Nurse Kathe Olmstead prepares a shot as the world's biggest study of a possible COVID-19 vaccine, developed by the National Institutes of Health and Moderna Inc., gets underway Monday, July 27, 2020, in Binghamton, N.Y. (AP Photo/Hans Pennink)
Experts doubt vaccine will be ready by Election Day
02:01 - Source: CNN
CNN  — 

The director of the National Institutes of Health is putting his foot down.

Doctors have worried that just before Election Day, President Trump might pressure the US Food and Drug Administration to approve a coronavirus vaccine before it’s ready as an “October surprise” to gain votes.

“This just cannot be allowed to happen,” Dr. Francis Collins told CNN.

He said if FDA Commissioner Dr. Stephen Hahn approves a vaccine based on flimsy evidence, “he’s got a lot of people he’d have to answer to.”

Collins said he’d be one of those people, and so would Dr. Anthony Fauci, director of the National Institute of Allergies and Infectious Diseases.

Collins said he, Fauci, and others would “certainly make a big noise about not supporting [the vaccine]” if the FDA were to approve it prematurely, adding that the vaccine cannot be approved “on the basis of anything other than science.”

Two US companies, Moderna and Pfizer, are currently conducting Phase 3 clinical trials on coronavirus vaccines, each with 30,000 study subjects who will receive two injections several weeks apart. Both trials started July 27.

Half the participants will get the vaccine and half will get a placebo – a shot that does nothing. Then the researchers will see who gets sick with coronavirus and who does not.

There’s a precedent for Trump declaring a product safe and effective without any proof. For months he has said that hydroxychloroquine is both, even though high-quality studies have shown it doesn’t help coronavirus patients and could be harmful.

“It didn’t go so well for HCQ did it?” Collins said, using an abbreviation for the drug. “Do we really need to be reminded of how important it is to make those decisions based on evidence?”

Collins added that he doesn’t think Hahn, the FDA commissioner, would bend to pressure from Trump to pull an October surprise.

“Steve Hahn is a scientist. He’s not a politician. He’s a doctor. I can’t imagine him compromising his principles on the basis of political pressure not now and not [in] November,” Collins said.

The fear that the US Food and Drug Administration might approve a Covid-19 vaccine on flimsy safety and efficacy data to please the President was first put forth publicly in a June New York Times opinion piece by two physicians at the University of Pennsylvania.

Dr. Paul Offit and Dr. Ezekiel Emanuel, the authors of the original “October surprise” opinion piece, said they now feel more confident that Hahn won’t bow to political pressure after reading some of his recent assurances that any application to authorize a vaccine would go through the FDA’s Vaccines and Related Biological Products Advisory Committee, an advisory panel made up of outside experts.

“Our decisions will be reviewed by that committee, and they will give us their guidance on any decision that we make,” Hahn told Dr. Susan Bailey, the president of the American Medical Association, at a Monday videobriefing.

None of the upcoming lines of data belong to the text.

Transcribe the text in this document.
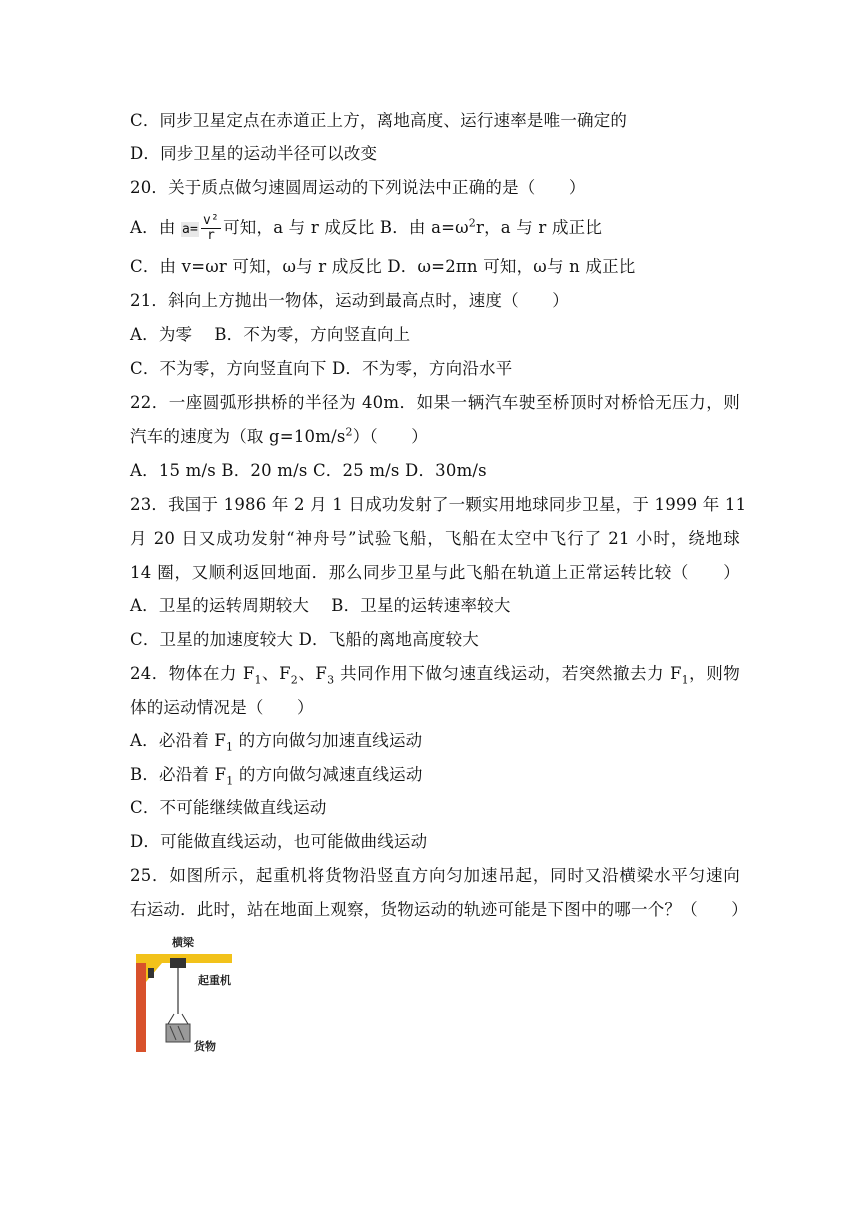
C．同步卫星定点在赤道正上方，离地高度、运行速率是唯一确定的
D．同步卫星的运动半径可以改变
20．关于质点做匀速圆周运动的下列说法中正确的是（　　）
A．由 $a= \frac{\text{v²}}{r}$ 可知，a 与 r 成反比 B．由 $a=\omega^2r$，a 与 r 成正比
C．由 v=ωr 可知，ω与 r 成反比 D．ω=2πn 可知，ω与 n 成正比
21．斜向上方抛出一物体，运动到最高点时，速度（　　）
A．为零　 B．不为零，方向竖直向上
C．不为零，方向竖直向下 D．不为零，方向沿水平
22．一座圆弧形拱桥的半径为 40m．如果一辆汽车驶至桥顶时对桥恰无压力，则
汽车的速度为（取 $g=10m/s^2$）（　　）
A．15 m/s B．20 m/s C．25 m/s D．30m/s
23．我国于 1986 年 2 月 1 日成功发射了一颗实用地球同步卫星，于 1999 年 11
月 20 日又成功发射“神舟号”试验飞船，飞船在太空中飞行了 21 小时，绕地球
14 圈，又顺利返回地面．那么同步卫星与此飞船在轨道上正常运转比较（　　）
A．卫星的运转周期较大　 B．卫星的运转速率较大
C．卫星的加速度较大 D．飞船的离地高度较大
24．物体在力 $F_1$、$F_2$、$F_3$ 共同作用下做匀速直线运动，若突然撤去力 $F_1$，则物
体的运动情况是（　　）
A．必沿着 $F_1$ 的方向做匀加速直线运动
B．必沿着 $F_1$ 的方向做匀减速直线运动
C．不可能继续做直线运动
D．可能做直线运动，也可能做曲线运动
25．如图所示，起重机将货物沿竖直方向匀加速吊起，同时又沿横梁水平匀速向
右运动．此时，站在地面上观察，货物运动的轨迹可能是下图中的哪一个？（　　）
横梁
起重机
货物
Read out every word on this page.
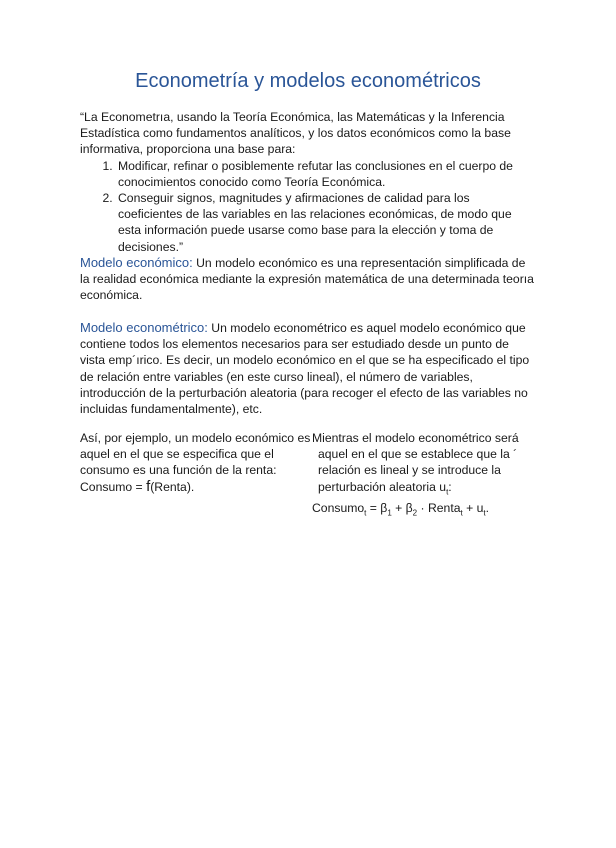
Econometría y modelos econométricos
“La Econometrıa, usando la Teoría Económica, las Matemáticas y la Inferencia Estadística como fundamentos analíticos, y los datos económicos como la base informativa, proporciona una base para:
1. Modificar, refinar o posiblemente refutar las conclusiones en el cuerpo de conocimientos conocido como Teoría Económica.
2. Conseguir signos, magnitudes y afirmaciones de calidad para los coeficientes de las variables en las relaciones económicas, de modo que esta información puede usarse como base para la elección y toma de decisiones.”
Modelo económico: Un modelo económico es una representación simplificada de la realidad económica mediante la expresión matemática de una determinada teorıa económica.
Modelo econométrico: Un modelo econométrico es aquel modelo económico que contiene todos los elementos necesarios para ser estudiado desde un punto de vista emp´ırico. Es decir, un modelo económico en el que se ha especificado el tipo de relación entre variables (en este curso lineal), el número de variables, introducción de la perturbación aleatoria (para recoger el efecto de las variables no incluidas fundamentalmente), etc.
Así, por ejemplo, un modelo económico es
aquel en el que se especifica que el
consumo es una función de la renta:
Consumo = f(Renta).
Mientras el modelo econométrico será
aquel en el que se establece que la ´
relación es lineal y se introduce la
perturbación aleatoria $u_t$:
Consumo$_t$ = $\beta_1 + \beta_2$ · Renta$_t$ + $u_t$.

“I can promise you that when the data are available, FDA will review them, using its established rigorous and deliberative scientific process,” he added. “We all understand that only by engaging in an open review process and relying on good science and sound data, can the public, and you as providers, have confidence in the integrity of our decisions.”

Offit, who is a member of the FDA’s vaccine advisory committee, said such comments made him feel “90%” assured that the FDA wouldn’t allow an October surprise.

“The reason I’m 90% and not 100% sure is I don’t trust this administration and people’s ability to turn themselves into pretzels to please Trump,” Offit said. “This all boils down to Stephen Hahn, and Stephen Hahn is a political appointee.”

CNN reached out to a spokesman for Hahn, who did not give a response to the doctors’ comments. 

In addition to the AMA event, Hahn has also recently talked about the need to carefully review experimental vaccines during interviews with Good Morning America and the Journal of the American Medical Association, and in opinion pieces in that journal and the Washington Post.